In 1909, the German chemist Fritz Haber developed a process to combine atmospheric nitrogen (N₂) with hydrogen under high temperature and pressure to produce ammonia (NH₃). The chemistry was difficult: N₂ is one of the most stable molecules in the universe, with a triple bond; fixing it requires conditions near 400°C and 200 atmospheres. Carl Bosch at BASF industrialized the process at scale by 1913. The Haber-Bosch process now consumes roughly 1-2% of all global energy use and produces ~150 million tonnes of fixed nitrogen per year — more than all natural biological nitrogen fixation combined. About half of the nitrogen in the protein in every living human body has passed through this industrial process. Roughly four billion of the eight billion people now alive would not be alive without it. Vaclav Smil's Enriching the Earth (2001) is the canonical history. The process is the single most-important industrial-chemistry development of the twentieth century and one of the largest human perturbations of any planetary biogeochemical cycle.
Nitrogen is the most-common limiting nutrient in terrestrial ecosystems. Plants and most other organisms cannot use atmospheric N₂ directly; they require fixed nitrogen in the form of ammonia, nitrate, or organic compounds. Before humans, the budget was set by natural sources — biological fixation by Rhizobium and other bacteria added perhaps 200 Mt of fixed nitrogen per year, and denitrification by anaerobic bacteria closing the loop. Anthropogenic fixation — Haber-Bosch ammonia plus the NOₓ produced as a byproduct of fossil-fuel combustion — has roughly doubled the active flux.
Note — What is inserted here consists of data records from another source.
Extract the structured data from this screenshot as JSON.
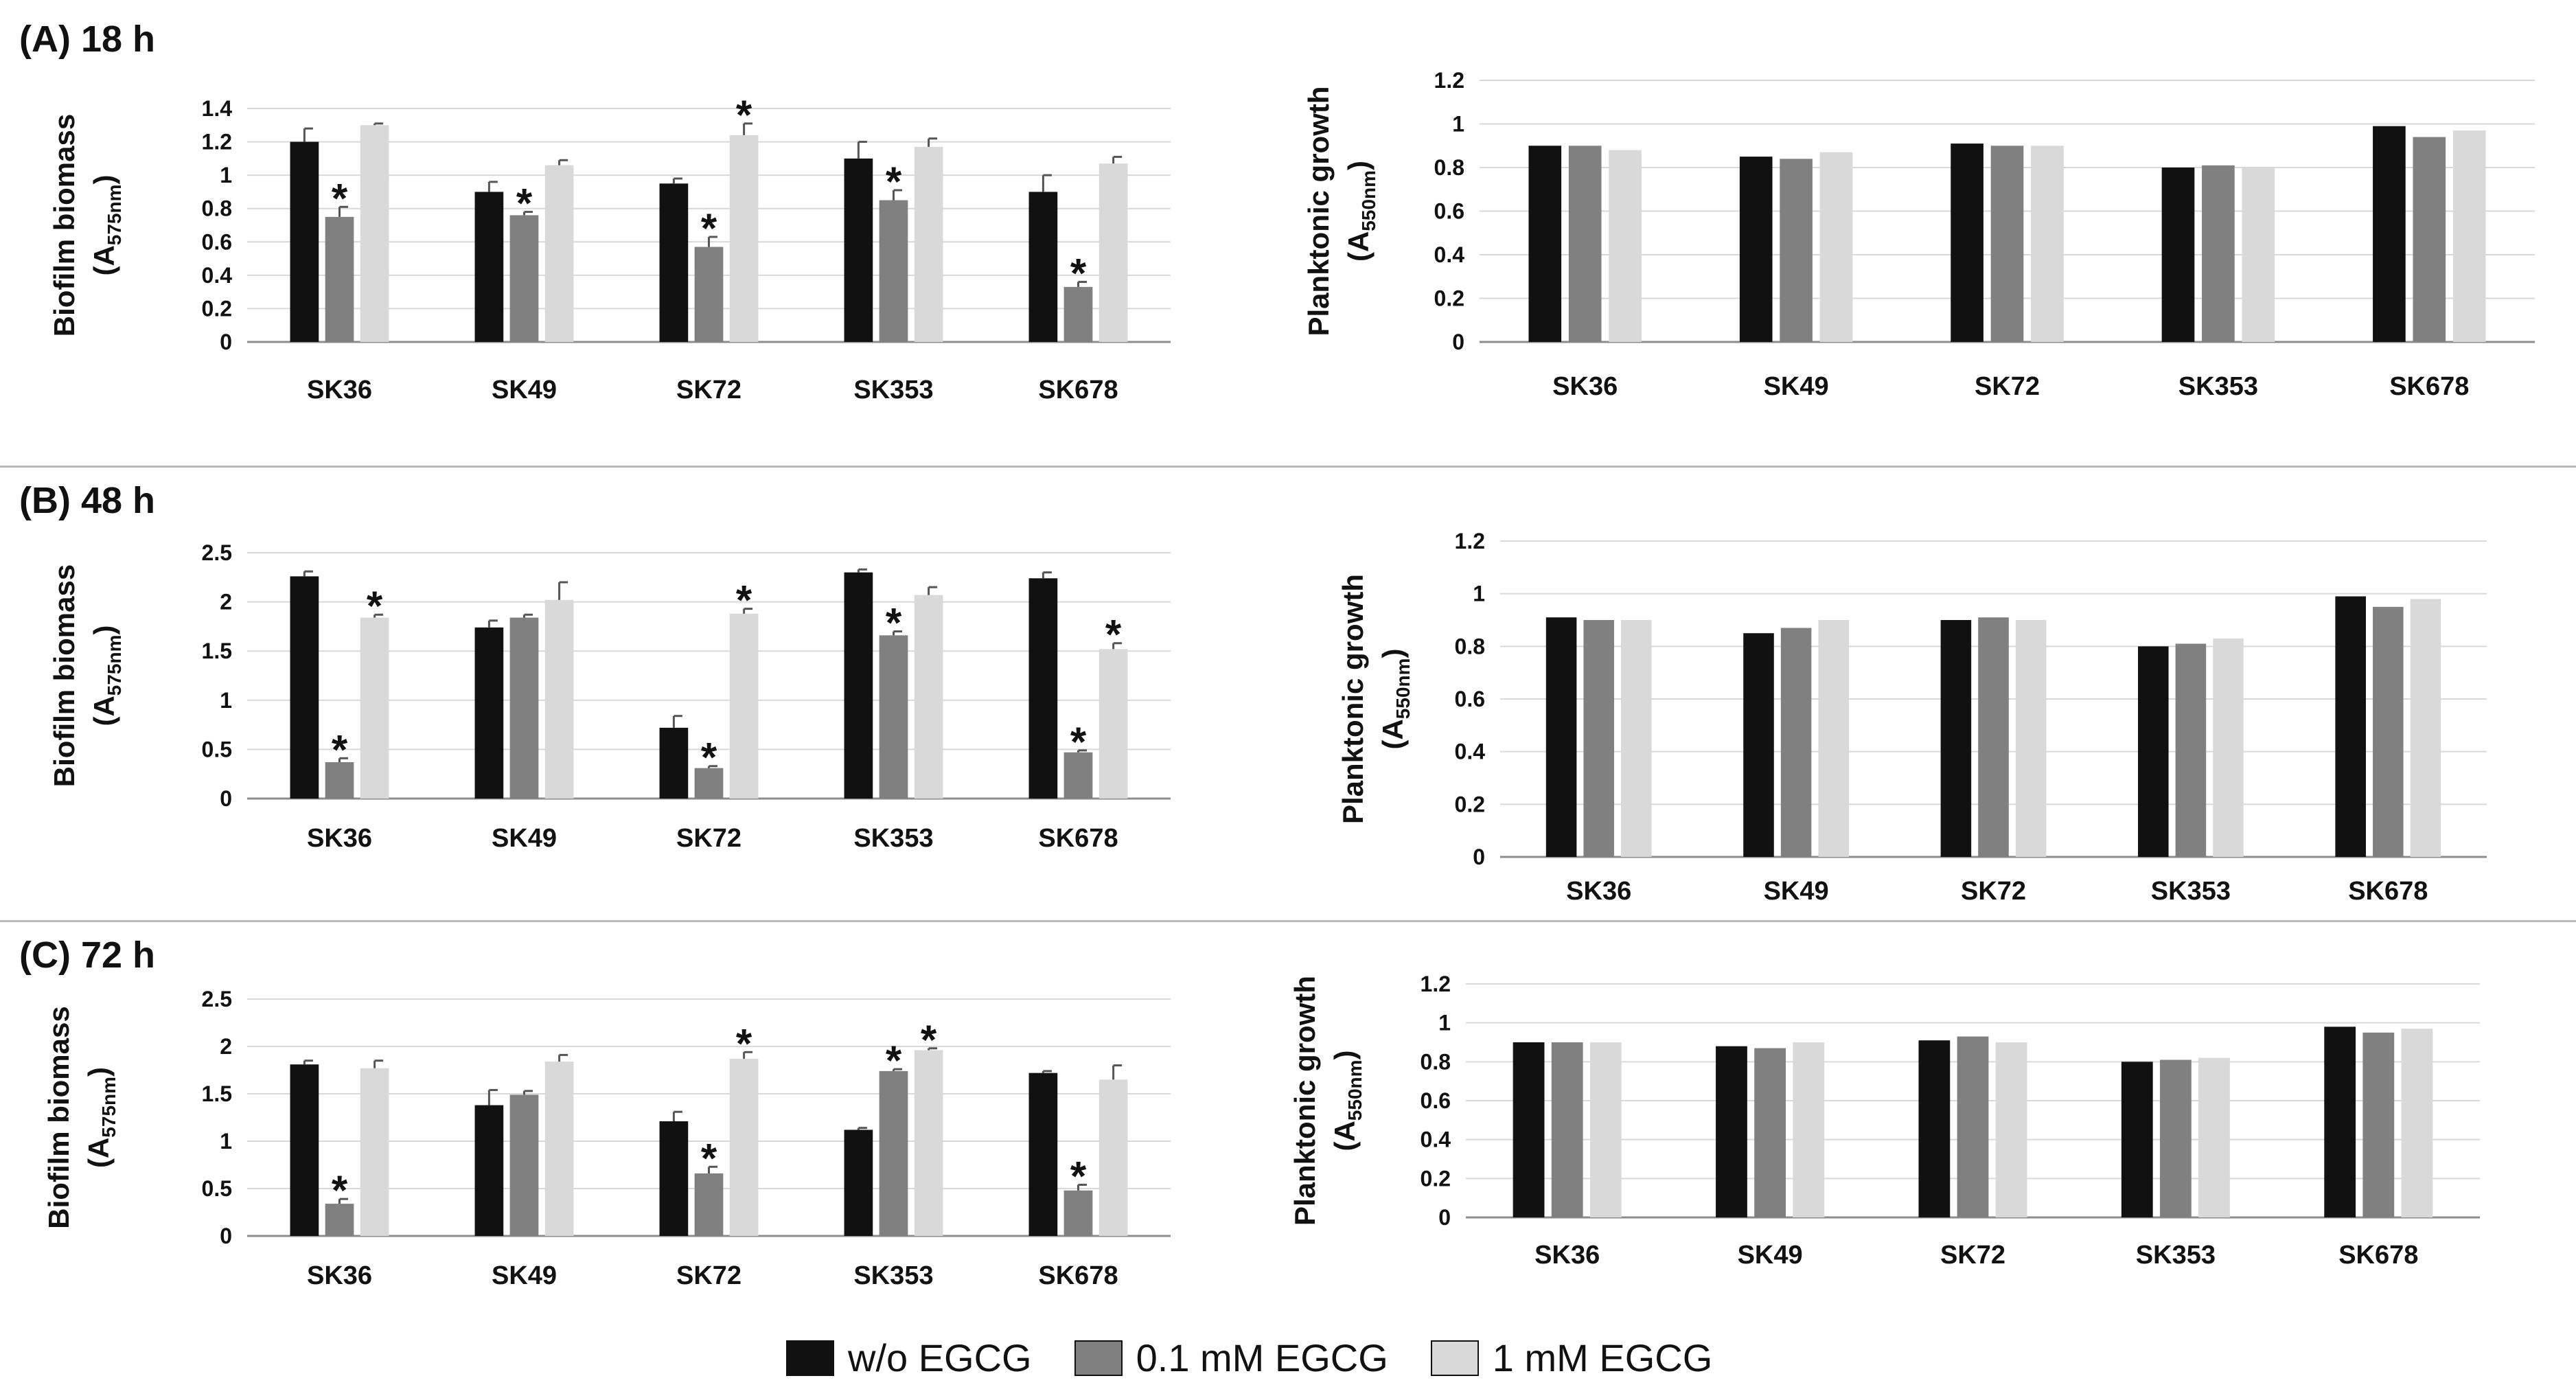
{
  "panels": [
    {
      "label": "(A) 18 h"
    },
    {
      "label": "(B) 48 h"
    },
    {
      "label": "(C) 72 h"
    }
  ],
  "legend": [
    {
      "label": "w/o EGCG",
      "color": "#111111"
    },
    {
      "label": "0.1 mM EGCG",
      "color": "#808080"
    },
    {
      "label": "1 mM EGCG",
      "color": "#d9d9d9"
    }
  ],
  "chart_data": [
    {
      "id": "A-biofilm",
      "panel": "(A) 18 h",
      "type": "bar",
      "ylabel_main": "Biofilm biomass",
      "ylabel_sub": "A",
      "ylabel_subscript": "575nm",
      "categories": [
        "SK36",
        "SK49",
        "SK72",
        "SK353",
        "SK678"
      ],
      "ylim": [
        0,
        1.4
      ],
      "yticks": [
        0,
        0.2,
        0.4,
        0.6,
        0.8,
        1,
        1.2,
        1.4
      ],
      "yticklabels": [
        "0",
        "0.2",
        "0.4",
        "0.6",
        "0.8",
        "1",
        "1.2",
        "1.4"
      ],
      "series": [
        {
          "name": "w/o EGCG",
          "values": [
            1.2,
            0.9,
            0.95,
            1.1,
            0.9
          ],
          "errors": [
            0.08,
            0.06,
            0.03,
            0.1,
            0.1
          ],
          "stars": [
            false,
            false,
            false,
            false,
            false
          ]
        },
        {
          "name": "0.1 mM EGCG",
          "values": [
            0.75,
            0.76,
            0.57,
            0.85,
            0.33
          ],
          "errors": [
            0.06,
            0.02,
            0.06,
            0.06,
            0.03
          ],
          "stars": [
            true,
            true,
            true,
            true,
            true
          ]
        },
        {
          "name": "1 mM EGCG",
          "values": [
            1.3,
            1.06,
            1.24,
            1.17,
            1.07
          ],
          "errors": [
            0.01,
            0.03,
            0.07,
            0.05,
            0.04
          ],
          "stars": [
            false,
            false,
            true,
            false,
            false
          ]
        }
      ],
      "star_symbol": "*"
    },
    {
      "id": "A-planktonic",
      "panel": "(A) 18 h",
      "type": "bar",
      "ylabel_main": "Planktonic growth",
      "ylabel_sub": "A",
      "ylabel_subscript": "550nm",
      "categories": [
        "SK36",
        "SK49",
        "SK72",
        "SK353",
        "SK678"
      ],
      "ylim": [
        0,
        1.2
      ],
      "yticks": [
        0,
        0.2,
        0.4,
        0.6,
        0.8,
        1,
        1.2
      ],
      "yticklabels": [
        "0",
        "0.2",
        "0.4",
        "0.6",
        "0.8",
        "1",
        "1.2"
      ],
      "series": [
        {
          "name": "w/o EGCG",
          "values": [
            0.9,
            0.85,
            0.91,
            0.8,
            0.99
          ]
        },
        {
          "name": "0.1 mM EGCG",
          "values": [
            0.9,
            0.84,
            0.9,
            0.81,
            0.94
          ]
        },
        {
          "name": "1 mM EGCG",
          "values": [
            0.88,
            0.87,
            0.9,
            0.8,
            0.97
          ]
        }
      ]
    },
    {
      "id": "B-biofilm",
      "panel": "(B) 48 h",
      "type": "bar",
      "ylabel_main": "Biofilm biomass",
      "ylabel_sub": "A",
      "ylabel_subscript": "575nm",
      "categories": [
        "SK36",
        "SK49",
        "SK72",
        "SK353",
        "SK678"
      ],
      "ylim": [
        0,
        2.5
      ],
      "yticks": [
        0,
        0.5,
        1,
        1.5,
        2,
        2.5
      ],
      "yticklabels": [
        "0",
        "0.5",
        "1",
        "1.5",
        "2",
        "2.5"
      ],
      "series": [
        {
          "name": "w/o EGCG",
          "values": [
            2.26,
            1.74,
            0.72,
            2.3,
            2.24
          ],
          "errors": [
            0.05,
            0.07,
            0.12,
            0.03,
            0.06
          ],
          "stars": [
            false,
            false,
            false,
            false,
            false
          ]
        },
        {
          "name": "0.1 mM EGCG",
          "values": [
            0.37,
            1.84,
            0.31,
            1.66,
            0.47
          ],
          "errors": [
            0.04,
            0.03,
            0.02,
            0.04,
            0.02
          ],
          "stars": [
            true,
            false,
            true,
            true,
            true
          ]
        },
        {
          "name": "1 mM EGCG",
          "values": [
            1.84,
            2.02,
            1.88,
            2.07,
            1.52
          ],
          "errors": [
            0.03,
            0.18,
            0.05,
            0.08,
            0.06
          ],
          "stars": [
            true,
            false,
            true,
            false,
            true
          ]
        }
      ],
      "star_symbol": "*"
    },
    {
      "id": "B-planktonic",
      "panel": "(B) 48 h",
      "type": "bar",
      "ylabel_main": "Planktonic growth",
      "ylabel_sub": "A",
      "ylabel_subscript": "550nm",
      "categories": [
        "SK36",
        "SK49",
        "SK72",
        "SK353",
        "SK678"
      ],
      "ylim": [
        0,
        1.2
      ],
      "yticks": [
        0,
        0.2,
        0.4,
        0.6,
        0.8,
        1,
        1.2
      ],
      "yticklabels": [
        "0",
        "0.2",
        "0.4",
        "0.6",
        "0.8",
        "1",
        "1.2"
      ],
      "series": [
        {
          "name": "w/o EGCG",
          "values": [
            0.91,
            0.85,
            0.9,
            0.8,
            0.99
          ]
        },
        {
          "name": "0.1 mM EGCG",
          "values": [
            0.9,
            0.87,
            0.91,
            0.81,
            0.95
          ]
        },
        {
          "name": "1 mM EGCG",
          "values": [
            0.9,
            0.9,
            0.9,
            0.83,
            0.98
          ]
        }
      ]
    },
    {
      "id": "C-biofilm",
      "panel": "(C) 72 h",
      "type": "bar",
      "ylabel_main": "Biofilm biomass",
      "ylabel_sub": "A",
      "ylabel_subscript": "575nm",
      "categories": [
        "SK36",
        "SK49",
        "SK72",
        "SK353",
        "SK678"
      ],
      "ylim": [
        0,
        2.5
      ],
      "yticks": [
        0,
        0.5,
        1,
        1.5,
        2,
        2.5
      ],
      "yticklabels": [
        "0",
        "0.5",
        "1",
        "1.5",
        "2",
        "2.5"
      ],
      "series": [
        {
          "name": "w/o EGCG",
          "values": [
            1.81,
            1.38,
            1.21,
            1.12,
            1.72
          ],
          "errors": [
            0.04,
            0.16,
            0.1,
            0.02,
            0.02
          ],
          "stars": [
            false,
            false,
            false,
            false,
            false
          ]
        },
        {
          "name": "0.1 mM EGCG",
          "values": [
            0.34,
            1.49,
            0.66,
            1.74,
            0.48
          ],
          "errors": [
            0.05,
            0.04,
            0.07,
            0.02,
            0.06
          ],
          "stars": [
            true,
            false,
            true,
            true,
            true
          ]
        },
        {
          "name": "1 mM EGCG",
          "values": [
            1.77,
            1.84,
            1.87,
            1.96,
            1.65
          ],
          "errors": [
            0.08,
            0.07,
            0.07,
            0.02,
            0.15
          ],
          "stars": [
            false,
            false,
            true,
            true,
            false
          ]
        }
      ],
      "star_symbol": "*"
    },
    {
      "id": "C-planktonic",
      "panel": "(C) 72 h",
      "type": "bar",
      "ylabel_main": "Planktonic growth",
      "ylabel_sub": "A",
      "ylabel_subscript": "550nm",
      "categories": [
        "SK36",
        "SK49",
        "SK72",
        "SK353",
        "SK678"
      ],
      "ylim": [
        0,
        1.2
      ],
      "yticks": [
        0,
        0.2,
        0.4,
        0.6,
        0.8,
        1,
        1.2
      ],
      "yticklabels": [
        "0",
        "0.2",
        "0.4",
        "0.6",
        "0.8",
        "1",
        "1.2"
      ],
      "series": [
        {
          "name": "w/o EGCG",
          "values": [
            0.9,
            0.88,
            0.91,
            0.8,
            0.98
          ]
        },
        {
          "name": "0.1 mM EGCG",
          "values": [
            0.9,
            0.87,
            0.93,
            0.81,
            0.95
          ]
        },
        {
          "name": "1 mM EGCG",
          "values": [
            0.9,
            0.9,
            0.9,
            0.82,
            0.97
          ]
        }
      ]
    }
  ]
}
The doubled nitrogen flows through agricultural systems (fertilizer → crops → food → human waste → river → ocean) and through unintended pathways: atmospheric NOₓ becoming acid rain, nitrate leaching into groundwater, runoff fueling coastal blooms. Phosphorus is the cycle's other limiting nutrient and chemically simpler — there is no atmospheric phase, no gaseous form under ambient conditions. The phosphorus cycle is weathering-limited on geological timescales: phosphate rock (apatite) is mined and processed into fertilizer. World phosphate reserves are finite, and roughly 70% sit in Morocco and Western Sahara. Cordell et al. (2009) raised peak phosphorus concerns; immediate-term reserves are not depleting, but the strategic concentration of supply is real, and the EU has had phosphate rock on its Critical Raw Materials list since 2014. The Rockström planetary-boundaries framework places biogeochemical flows (N and P together) among the nine boundaries the Earth system can tolerate, and lists it as one of the six already transgressed. The proposed safe nitrogen-flux boundary is ~62 Mt/yr against current >150 Mt/yr; for phosphorus, ~6.2 Mt/yr against ~14 Mt/yr. The argument is that the aggregate stress — eutrophication of coastal waters, acid deposition on terrestrial ecosystems, soil acidification — is qualitatively destabilizing relative to Holocene baselines.
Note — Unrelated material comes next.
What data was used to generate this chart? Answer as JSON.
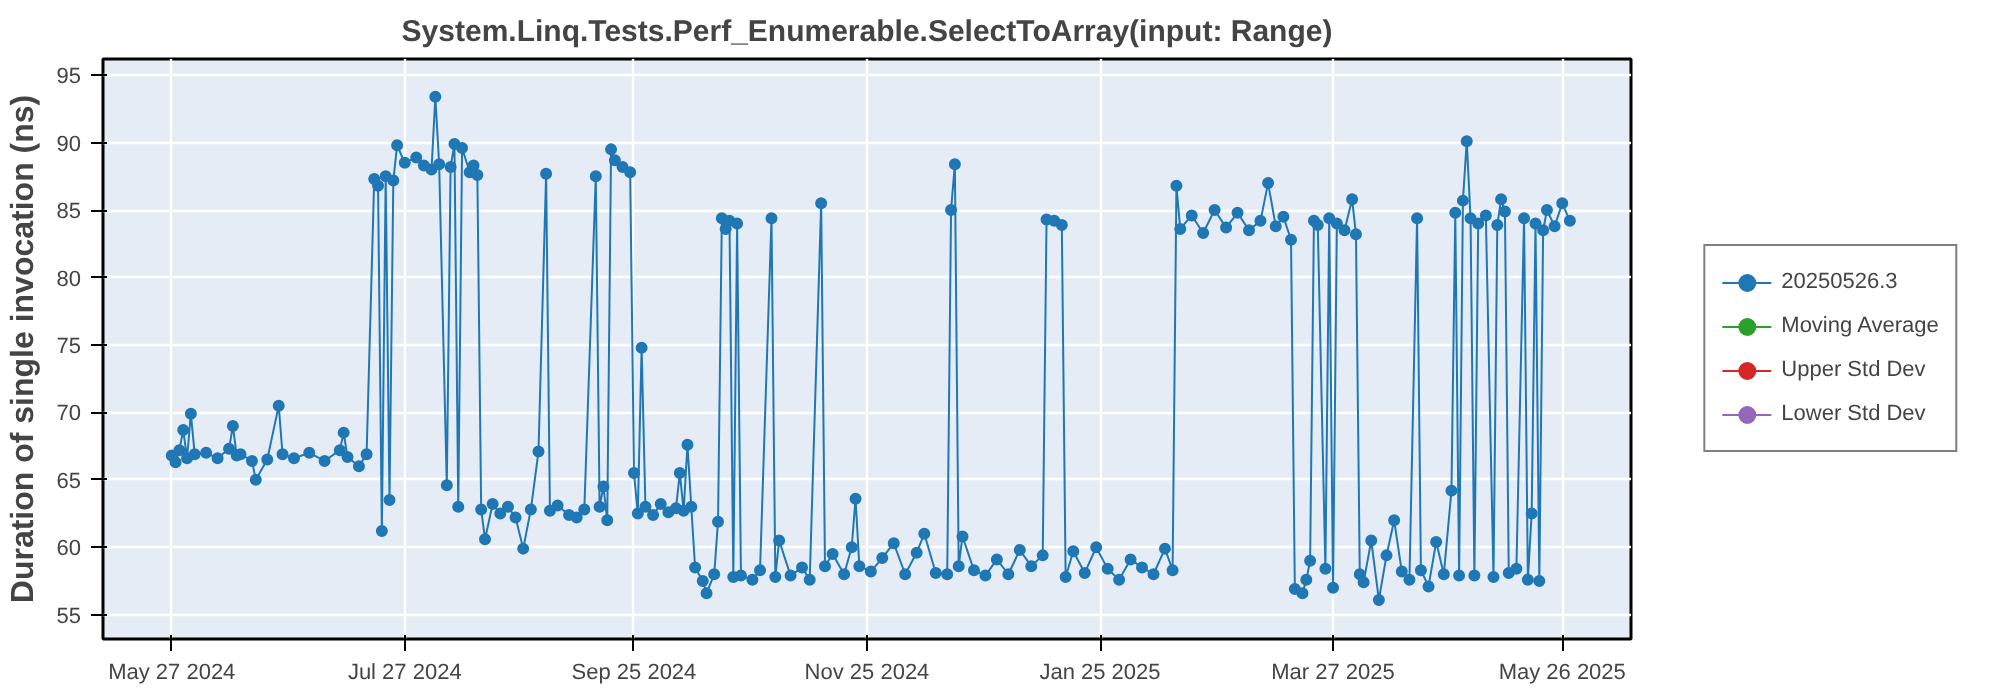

Fertilizer prices tripled in 2021-2022, driven by natural-gas prices for ammonia synthesis and the Russian invasion of Ukraine; the food-system fragility the shock exposed is structurally similar to what would happen in a sustained energy crisis. Green ammonia — Haber-Bosch using electrolytic hydrogen from renewable electricity — is now in pilot deployment, with commercial-scale plants under construction in Australia, the Middle East, and Europe; the cost premium is currently 2-3× gas-based ammonia and falling. Cellular agriculture and precision fermentation (Solar Foods, Air Protein) propose to bypass photosynthetic agriculture entirely, producing protein from microbes fed by hydrogen and CO₂. The food system couples nitrogen, phosphorus, water, energy, climate, and biodiversity in a single tightly-bound knot, and any serious sustainability analysis has to take all of them together.